Q: The Issues and Options Paper covers a wide range of issues. Is this simply the next round of minor amendments to the RMA, or something more significant?
A: This certainly isn’t minor tinkering – nothing is off-limits. A discussion of this breadth and depth has been a long time coming. It does pose an enormous challenge for the Review Panel to work through the range of issues in time to provide a final report to the Minister for the Environment by 31 May 2020.
Q: Turning to some of the key issues – one relates to whether we keep the RMA as a single act or split it in two. Would carving the RMA in two, with separate environmental and urban planning legislation, improve outcomes for both the natural and built environment? Or is the current, integrated approach more appropriate to achieve good outcomes?
A: One of the central pillars of the RMA is integrated management. That was a significant change from the separate predecessor legislation – the Town and Country Planning Act and Water and Soil Conservation Act. Separating the environmental and urban planning functions of the RMA risks compromising the critical integration of these functions. The environment is not delineated neatly into the natural and built environments – they are inextricably linked. There is growing importance being placed on improving the natural environment within urban areas (such as urban waterways). A better approach is to work within the existing RMA framework to identify priorities in environmental protection.
Q: Another key issue relates to the RMA’s purpose and principles in Part 2. Is Part 2 of the RMA as it stands fit for purpose?
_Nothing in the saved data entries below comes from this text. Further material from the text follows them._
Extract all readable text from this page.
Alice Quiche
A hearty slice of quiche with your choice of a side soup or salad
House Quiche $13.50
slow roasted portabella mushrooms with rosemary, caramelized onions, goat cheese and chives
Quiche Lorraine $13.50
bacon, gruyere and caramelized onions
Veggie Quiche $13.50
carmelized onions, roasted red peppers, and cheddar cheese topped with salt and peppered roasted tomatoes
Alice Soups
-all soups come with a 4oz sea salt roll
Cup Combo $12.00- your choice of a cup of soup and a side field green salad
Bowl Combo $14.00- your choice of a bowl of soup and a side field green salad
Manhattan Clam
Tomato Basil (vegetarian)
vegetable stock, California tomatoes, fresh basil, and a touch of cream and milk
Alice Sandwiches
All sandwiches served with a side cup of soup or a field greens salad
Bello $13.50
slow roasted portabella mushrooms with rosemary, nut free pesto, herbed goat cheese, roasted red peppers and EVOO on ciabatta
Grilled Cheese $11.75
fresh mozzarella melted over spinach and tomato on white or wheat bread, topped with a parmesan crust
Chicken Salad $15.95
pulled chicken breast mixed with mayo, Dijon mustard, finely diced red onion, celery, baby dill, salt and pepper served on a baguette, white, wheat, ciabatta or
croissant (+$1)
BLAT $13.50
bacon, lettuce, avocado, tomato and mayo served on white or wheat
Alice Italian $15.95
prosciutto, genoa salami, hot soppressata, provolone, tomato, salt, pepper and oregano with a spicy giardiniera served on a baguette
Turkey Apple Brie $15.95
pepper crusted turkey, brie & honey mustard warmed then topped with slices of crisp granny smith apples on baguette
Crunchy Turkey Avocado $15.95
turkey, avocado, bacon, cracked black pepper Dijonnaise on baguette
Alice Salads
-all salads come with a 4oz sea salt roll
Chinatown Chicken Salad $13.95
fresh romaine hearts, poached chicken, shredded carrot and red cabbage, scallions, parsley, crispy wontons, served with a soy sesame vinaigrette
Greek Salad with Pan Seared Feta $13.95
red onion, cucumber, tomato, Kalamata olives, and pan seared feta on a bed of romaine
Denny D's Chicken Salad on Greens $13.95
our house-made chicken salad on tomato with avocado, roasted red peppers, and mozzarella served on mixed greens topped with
A: The purpose and principles of the RMA in Part 2 must set the direction for decision-making under the Act. There have been criticisms of the RMA for poor environmental outcomes in relation to both the natural environment and the built environment. The fault does not lie with Part 2 for the failings in relation to the natural environment – there is an overwhelming focus on the natural environment and the presence of environmental bottom lines. However, Part 2 fails to adequately address the challenges facing the built environment. Part 2 needs to recognise infrastructure and growth in our cities. Consideration should also be given to the way that Part 2 balances the need for development and change within our urban areas with community expectations of a continuation of the status quo in terms of amenity values.
Q: Another rising trend has been the emergence of spatial planning. Is spatial planning our answer to greater integration between land use and infrastructure planning?
A: A conditional, yes. Spatial planning has the potential to play an important role in ensuring integration within the resource management system, with “potential” being the keyword here. There are certainly significant benefits for good spatial planning, particularly in relation to the integration with infrastructure planning and delivery. For spatial planning to be truly effective and fit for purpose, it has to be done right. We need to be clear about what we mean by spatial planning. For example, giving considerable weight to spatial planning does not materially assist if the spatial plan is too high level or generic and does not outline clear outcomes. Secondly, there is a careful balance to be struck between the desire for certainty and the need for flexibility and dynamism. A potential risk with putting absolute faith in spatial planning is that it may preclude market-led initiatives. If spatial planning is done well, weight should be given to it. However, it would become incredibly ineffective if the spatial plan becomes a straightjacket that precludes dynamic decision-making to respond to changing circumstances.